Cuando Manuel tenía cuatro años, su papá, Petucho, se suicidó con un tiro en el corazón. No podía soportar la pena. Sus hermanos habían sido muertos por la Triple A. El pequeño Manuel quedó postrado en cama con un asma que dura hasta el presente, escondido en una habitación encortinada donde tenía un timbre para llamar a alguien cada vez que se le acababan la comida, el agua, el aire. Manuel lo recuerda como una situación privilegiada. “Yo era un príncipe”, dice. “Siempre venía alguien”. En la penumbra miraba una y otra vez El globo rojo, y esa película se convertiría en su aleph, su cima, su sima y su refugio. Todos los niños tienen esos recursos. Yo no puedo dejar de ver el último dibujo de Saint-Exupéry en El Principito sin romper en llanto. Son sólo dos líneas en un papel. El paisaje más triste del mundo, dice Exupéry, el último lugar de la tierra, el sitio del desierto en el que el Principito desaparecería para siempre. El paisaje perdido de la infancia.
Podríamos no haber sabido nunca nada de Manuel Araya en su Inriville natal, en la frontera sojera entre Santa Fe y Córdoba. Pero años después, ahora mismo, Marcos López cree recordar unas fotos intrigantes cuando la Fototeca Latinoamericana (FoLa) le propone apadrinar una muestra en la que desgranar la relación maestro-alumno. “Peligro de influencia” es el lema de semejante exhibición de Araya. Dice Marcos López: “Lo acusan a Araya de copiarme a mí, que declaro abiertamente copiar a Warhol, a Martin Parr, a Jeff Wall, a Almodóvar...”.

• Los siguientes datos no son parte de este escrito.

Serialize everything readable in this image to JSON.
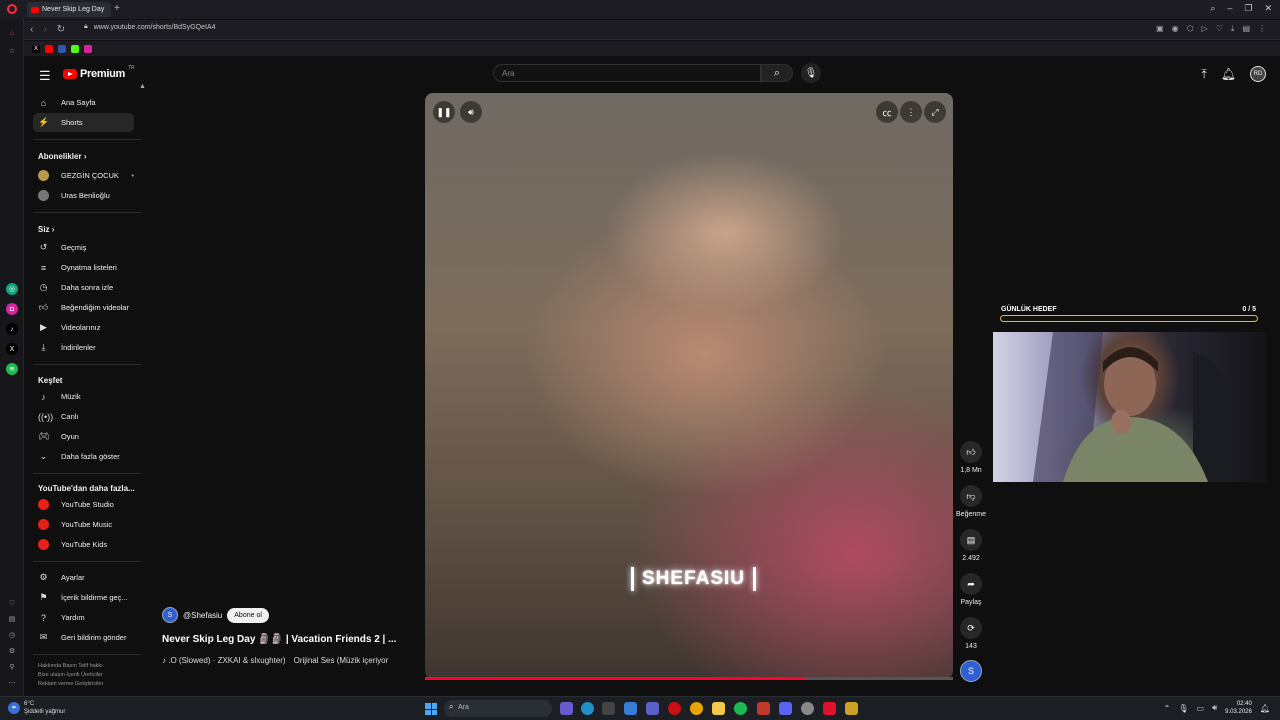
{
  "browser": {
    "tab_title": "Never Skip Leg Day",
    "url": "www.youtube.com/shorts/BdSyGQeIA4",
    "new_tab_symbol": "+"
  },
  "youtube": {
    "logo_text": "Premium",
    "logo_tr": "TR",
    "search_placeholder": "Ara",
    "sidebar": {
      "home": "Ana Sayfa",
      "shorts": "Shorts",
      "subscriptions_header": "Abonelikler",
      "subs": [
        "GEZGİN ÇOCUK",
        "Uras Benlioğlu"
      ],
      "you_header": "Siz",
      "you_items": [
        "Geçmiş",
        "Oynatma listeleri",
        "Daha sonra izle",
        "Beğendiğim videolar",
        "Videolarınız",
        "İndirilenler"
      ],
      "explore_header": "Keşfet",
      "explore_items": [
        "Müzik",
        "Canlı",
        "Oyun",
        "Daha fazla göster"
      ],
      "more_header": "YouTube'dan daha fazla...",
      "more_items": [
        "YouTube Studio",
        "YouTube Music",
        "YouTube Kids"
      ],
      "settings_items": [
        "Ayarlar",
        "İçerik bildirme geç...",
        "Yardım",
        "Geri bildirim gönder"
      ],
      "footer_line1": "Hakkında  Basın  Telif hakkı",
      "footer_line2": "Bize ulaşın  İçerik Üreticiler",
      "footer_line3": "Reklam verme  Geliştiriciler"
    },
    "video": {
      "caption": "SHEFASIU",
      "channel": "@Shefasiu",
      "subscribe": "Abone ol",
      "title": "Never Skip Leg Day 🗿🗿 | Vacation Friends 2 | ...",
      "sound_track": "♪ .O (Slowed) · ZXKAI & slxughter)",
      "sound_original": "Orijinal Ses (Müzik içeriyor",
      "progress_fraction": 0.72
    },
    "actions": {
      "likes": "1,8 Mn",
      "dislike": "Beğenme",
      "comments": "2.492",
      "share": "Paylaş",
      "remix": "143"
    }
  },
  "overlay": {
    "goal_label": "GÜNLÜK HEDEF",
    "goal_value": "0 / 5",
    "goal_fraction": 0
  },
  "taskbar": {
    "temp": "6°C",
    "weather": "Şiddetli yağmur",
    "search": "Ara",
    "time": "02:40",
    "date": "9.03.2026"
  }
}
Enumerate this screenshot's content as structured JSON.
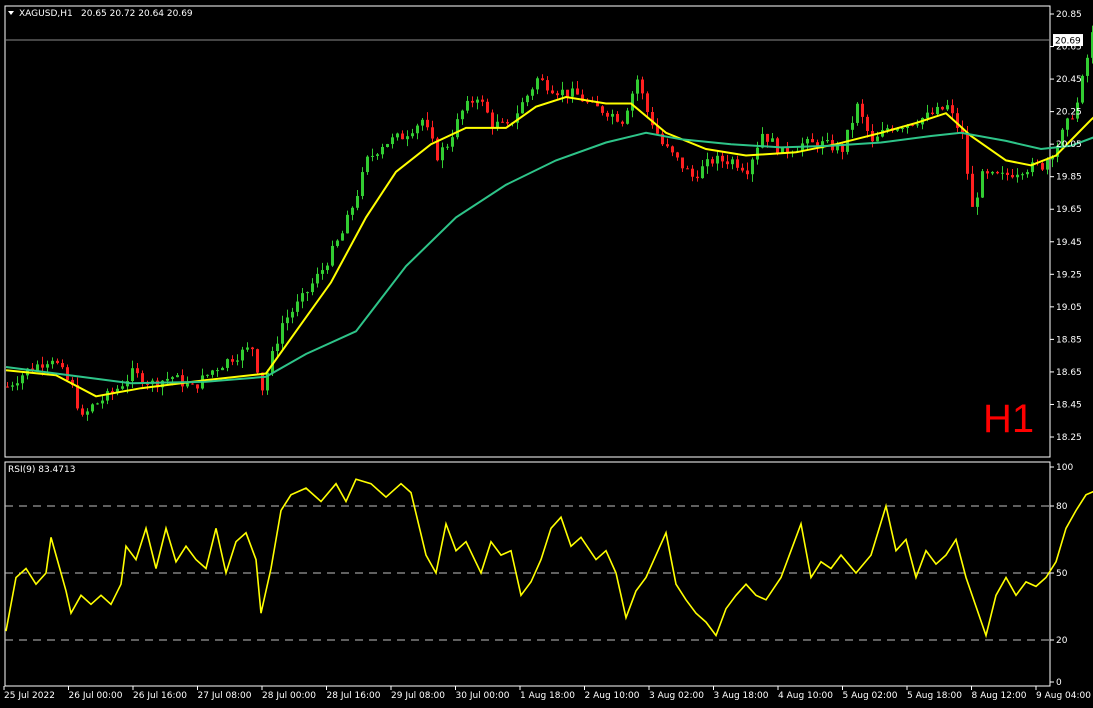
{
  "chart_data": [
    {
      "type": "candlestick",
      "title": "XAGUSD,H1",
      "ohlc_readout": "20.65 20.72 20.64 20.69",
      "timeframe_label": "H1",
      "current_price": 20.69,
      "current_price_label": "20.69",
      "ylim": [
        18.18,
        20.9
      ],
      "y_ticks": [
        "20.85",
        "20.65",
        "20.45",
        "20.25",
        "20.05",
        "19.85",
        "19.65",
        "19.45",
        "19.25",
        "19.05",
        "18.85",
        "18.65",
        "18.45",
        "18.25"
      ],
      "x_ticks": [
        "25 Jul 2022",
        "26 Jul 00:00",
        "26 Jul 16:00",
        "27 Jul 08:00",
        "28 Jul 00:00",
        "28 Jul 16:00",
        "29 Jul 08:00",
        "30 Jul 00:00",
        "1 Aug 18:00",
        "2 Aug 10:00",
        "3 Aug 02:00",
        "3 Aug 18:00",
        "4 Aug 10:00",
        "5 Aug 02:00",
        "5 Aug 18:00",
        "8 Aug 12:00",
        "9 Aug 04:00"
      ],
      "close_path": [
        [
          0,
          18.56
        ],
        [
          4,
          18.66
        ],
        [
          9,
          18.74
        ],
        [
          13,
          18.55
        ],
        [
          15,
          18.36
        ],
        [
          17,
          18.44
        ],
        [
          21,
          18.52
        ],
        [
          25,
          18.64
        ],
        [
          29,
          18.58
        ],
        [
          33,
          18.62
        ],
        [
          37,
          18.55
        ],
        [
          41,
          18.66
        ],
        [
          45,
          18.74
        ],
        [
          49,
          18.8
        ],
        [
          51,
          18.55
        ],
        [
          55,
          18.95
        ],
        [
          59,
          19.1
        ],
        [
          63,
          19.28
        ],
        [
          67,
          19.5
        ],
        [
          70,
          19.75
        ],
        [
          72,
          19.95
        ],
        [
          75,
          20.05
        ],
        [
          79,
          20.1
        ],
        [
          83,
          20.2
        ],
        [
          86,
          19.98
        ],
        [
          88,
          20.05
        ],
        [
          91,
          20.25
        ],
        [
          94,
          20.35
        ],
        [
          97,
          20.18
        ],
        [
          100,
          20.15
        ],
        [
          103,
          20.3
        ],
        [
          106,
          20.45
        ],
        [
          110,
          20.38
        ],
        [
          114,
          20.35
        ],
        [
          117,
          20.28
        ],
        [
          120,
          20.25
        ],
        [
          123,
          20.2
        ],
        [
          126,
          20.45
        ],
        [
          128,
          20.25
        ],
        [
          131,
          20.05
        ],
        [
          134,
          19.95
        ],
        [
          137,
          19.85
        ],
        [
          141,
          19.95
        ],
        [
          145,
          19.95
        ],
        [
          148,
          19.9
        ],
        [
          151,
          20.12
        ],
        [
          155,
          20.0
        ],
        [
          159,
          20.05
        ],
        [
          163,
          20.05
        ],
        [
          167,
          20.02
        ],
        [
          170,
          20.28
        ],
        [
          173,
          20.05
        ],
        [
          176,
          20.15
        ],
        [
          180,
          20.18
        ],
        [
          184,
          20.22
        ],
        [
          188,
          20.28
        ],
        [
          191,
          20.1
        ],
        [
          193,
          19.65
        ],
        [
          195,
          19.85
        ],
        [
          199,
          19.85
        ],
        [
          203,
          19.9
        ],
        [
          207,
          19.92
        ],
        [
          210,
          20.05
        ],
        [
          214,
          20.3
        ],
        [
          217,
          20.72
        ],
        [
          219,
          20.62
        ],
        [
          222,
          20.66
        ],
        [
          225,
          20.69
        ]
      ],
      "series": [
        {
          "name": "",
          "color": "#ffff00",
          "values": [
            [
              0,
              18.66
            ],
            [
              10,
              18.63
            ],
            [
              18,
              18.5
            ],
            [
              27,
              18.55
            ],
            [
              40,
              18.6
            ],
            [
              52,
              18.64
            ],
            [
              58,
              18.9
            ],
            [
              65,
              19.2
            ],
            [
              72,
              19.6
            ],
            [
              78,
              19.88
            ],
            [
              85,
              20.05
            ],
            [
              92,
              20.15
            ],
            [
              100,
              20.15
            ],
            [
              106,
              20.28
            ],
            [
              112,
              20.34
            ],
            [
              120,
              20.3
            ],
            [
              125,
              20.3
            ],
            [
              132,
              20.12
            ],
            [
              140,
              20.02
            ],
            [
              148,
              19.98
            ],
            [
              158,
              20.0
            ],
            [
              166,
              20.05
            ],
            [
              175,
              20.12
            ],
            [
              182,
              20.18
            ],
            [
              188,
              20.24
            ],
            [
              193,
              20.1
            ],
            [
              200,
              19.95
            ],
            [
              205,
              19.92
            ],
            [
              210,
              19.98
            ],
            [
              217,
              20.2
            ],
            [
              225,
              20.42
            ]
          ]
        },
        {
          "name": "",
          "color": "#2ec489",
          "values": [
            [
              0,
              18.68
            ],
            [
              10,
              18.64
            ],
            [
              25,
              18.58
            ],
            [
              40,
              18.59
            ],
            [
              52,
              18.62
            ],
            [
              60,
              18.76
            ],
            [
              70,
              18.9
            ],
            [
              80,
              19.3
            ],
            [
              90,
              19.6
            ],
            [
              100,
              19.8
            ],
            [
              110,
              19.95
            ],
            [
              120,
              20.06
            ],
            [
              128,
              20.12
            ],
            [
              135,
              20.08
            ],
            [
              145,
              20.05
            ],
            [
              155,
              20.03
            ],
            [
              165,
              20.04
            ],
            [
              175,
              20.06
            ],
            [
              185,
              20.1
            ],
            [
              191,
              20.12
            ],
            [
              200,
              20.07
            ],
            [
              207,
              20.02
            ],
            [
              213,
              20.04
            ],
            [
              220,
              20.12
            ],
            [
              225,
              20.2
            ]
          ]
        }
      ]
    },
    {
      "type": "line",
      "title": "RSI(9) 83.4713",
      "ylim": [
        0,
        100
      ],
      "y_ticks": [
        "100",
        "80",
        "50",
        "20",
        "0"
      ],
      "levels": [
        80,
        50,
        20
      ],
      "line_color": "#ffff00",
      "values": [
        [
          0,
          24
        ],
        [
          2,
          48
        ],
        [
          4,
          52
        ],
        [
          6,
          45
        ],
        [
          8,
          50
        ],
        [
          9,
          66
        ],
        [
          10,
          58
        ],
        [
          12,
          42
        ],
        [
          13,
          32
        ],
        [
          15,
          40
        ],
        [
          17,
          36
        ],
        [
          19,
          40
        ],
        [
          21,
          36
        ],
        [
          23,
          45
        ],
        [
          24,
          62
        ],
        [
          26,
          56
        ],
        [
          28,
          70
        ],
        [
          30,
          52
        ],
        [
          32,
          70
        ],
        [
          34,
          55
        ],
        [
          36,
          62
        ],
        [
          38,
          56
        ],
        [
          40,
          52
        ],
        [
          42,
          70
        ],
        [
          44,
          50
        ],
        [
          46,
          64
        ],
        [
          48,
          68
        ],
        [
          50,
          56
        ],
        [
          51,
          32
        ],
        [
          53,
          52
        ],
        [
          55,
          78
        ],
        [
          57,
          85
        ],
        [
          60,
          88
        ],
        [
          63,
          82
        ],
        [
          66,
          90
        ],
        [
          68,
          82
        ],
        [
          70,
          92
        ],
        [
          73,
          90
        ],
        [
          76,
          84
        ],
        [
          79,
          90
        ],
        [
          81,
          86
        ],
        [
          84,
          58
        ],
        [
          86,
          50
        ],
        [
          88,
          72
        ],
        [
          90,
          60
        ],
        [
          92,
          64
        ],
        [
          95,
          50
        ],
        [
          97,
          64
        ],
        [
          99,
          58
        ],
        [
          101,
          60
        ],
        [
          103,
          40
        ],
        [
          105,
          46
        ],
        [
          107,
          56
        ],
        [
          109,
          70
        ],
        [
          111,
          75
        ],
        [
          113,
          62
        ],
        [
          115,
          66
        ],
        [
          118,
          56
        ],
        [
          120,
          60
        ],
        [
          122,
          50
        ],
        [
          124,
          30
        ],
        [
          126,
          42
        ],
        [
          128,
          48
        ],
        [
          130,
          58
        ],
        [
          132,
          68
        ],
        [
          134,
          45
        ],
        [
          136,
          38
        ],
        [
          138,
          32
        ],
        [
          140,
          28
        ],
        [
          142,
          22
        ],
        [
          144,
          34
        ],
        [
          146,
          40
        ],
        [
          148,
          45
        ],
        [
          150,
          40
        ],
        [
          152,
          38
        ],
        [
          155,
          48
        ],
        [
          157,
          60
        ],
        [
          159,
          72
        ],
        [
          161,
          48
        ],
        [
          163,
          55
        ],
        [
          165,
          52
        ],
        [
          167,
          58
        ],
        [
          170,
          50
        ],
        [
          173,
          58
        ],
        [
          176,
          80
        ],
        [
          178,
          60
        ],
        [
          180,
          65
        ],
        [
          182,
          48
        ],
        [
          184,
          60
        ],
        [
          186,
          54
        ],
        [
          188,
          58
        ],
        [
          190,
          65
        ],
        [
          192,
          48
        ],
        [
          194,
          35
        ],
        [
          196,
          22
        ],
        [
          198,
          40
        ],
        [
          200,
          48
        ],
        [
          202,
          40
        ],
        [
          204,
          46
        ],
        [
          206,
          44
        ],
        [
          208,
          48
        ],
        [
          210,
          55
        ],
        [
          212,
          70
        ],
        [
          214,
          78
        ],
        [
          216,
          85
        ],
        [
          218,
          87
        ],
        [
          220,
          84
        ],
        [
          222,
          82
        ],
        [
          225,
          84
        ]
      ]
    }
  ]
}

El asunto de la identidad es otra paradoja en manos de este monstruo bicéfalo López-Araya en FoLa. Porque ¿qué es la identidad? López señala que el pueblito entrañable del que es oriundo Araya, llamado Inriville en honor de su bisabuelo fundador, Inri Araya (quien –según el mito– compraba el ganado campeón de la Rural para hacérselo a la parrilla con sus amigos) no se pronuncia en francés sino inrivishe, y allí se funda ese punto ciego de toda identidad nacional: una expresión desviada de aquel canon que es de otros, un derrape como error grosero y orgulloso, como puñalada en el corazón fofo de Sarmiento. Sí: el pueblo se llamaba “Villa de Inri”, pero Sarmiento pasó por allí e hizo lo propio: lo afrancesó. Hasta que la venganza pampeana, como un cardo, lo vacunó de hablar canyengue: le dio “identidad” al pueblo, resumió su esencia en esa desviación que ahora es “lo propio”.
¿Cómo no iba a dedicarse a la fotografía criado desde los 4 años en una camera obscura? ¿Y cómo no explicitar en su fotografía los supuestos marcoslopecianos si Inrivishe se parece “naturalmente” a lo que en las fotos de Marcos López es “manipulado” con arte y con argucias? En una de sus fotos, Araya recompone el mito de la Cautiva: tres motoqueros sesentones, gordos y lentísimos, con pañuelo de albañil en la cabeza y motos secuestradas del desguace, llevan en romántica pose a una blanca, vestida ella de Ofelia, todos enamorados de todos, incluso del yuyal.
Marcos López presenta a Manuel Araya que presenta a Inrivishe que es la escenografía natural del arte de Marcos López: el pop latino. Araya es muy joven (creo que tiene 25 años) y no sabe aún si se dedicará a la fotografía. Cuando agarra la guitarra esto se entiende: su pasión, su precisión, su actuación, su estar allí, su fina ironía en el canto arrancan lágrimas. Todo es genuino en Araya. No hay impostura. Que el resultado parezca un constructo es sólo parte del misterio enorme del arte, que a veces ilumina lo contrario de lo que se proponen sus hacedores.
Me ha tocado presentar a Araya y en vez de una mesa con tres vasos de agua, López concibió una bienvenida delirante en la que oficié de maestro de ceremonias, vestido de crítico de arte del siglo XIX. Mi hijo de 4 años, la edad en la que Araya asumió el asma como arma, destruyó el día anterior un envase de telgopor y tratamos de tirar las pelotitas incansables por el inodoro. Fue un error. Lo etéreo flota y resiste a todo el remolino. Así ocurre con el pop latino nombrado, fraguado por López. Y con la identidad, que es una proyección de los otros sobre un yo vacío. ¿Cómo desprenderse de ambas cosas? ¿Y para qué?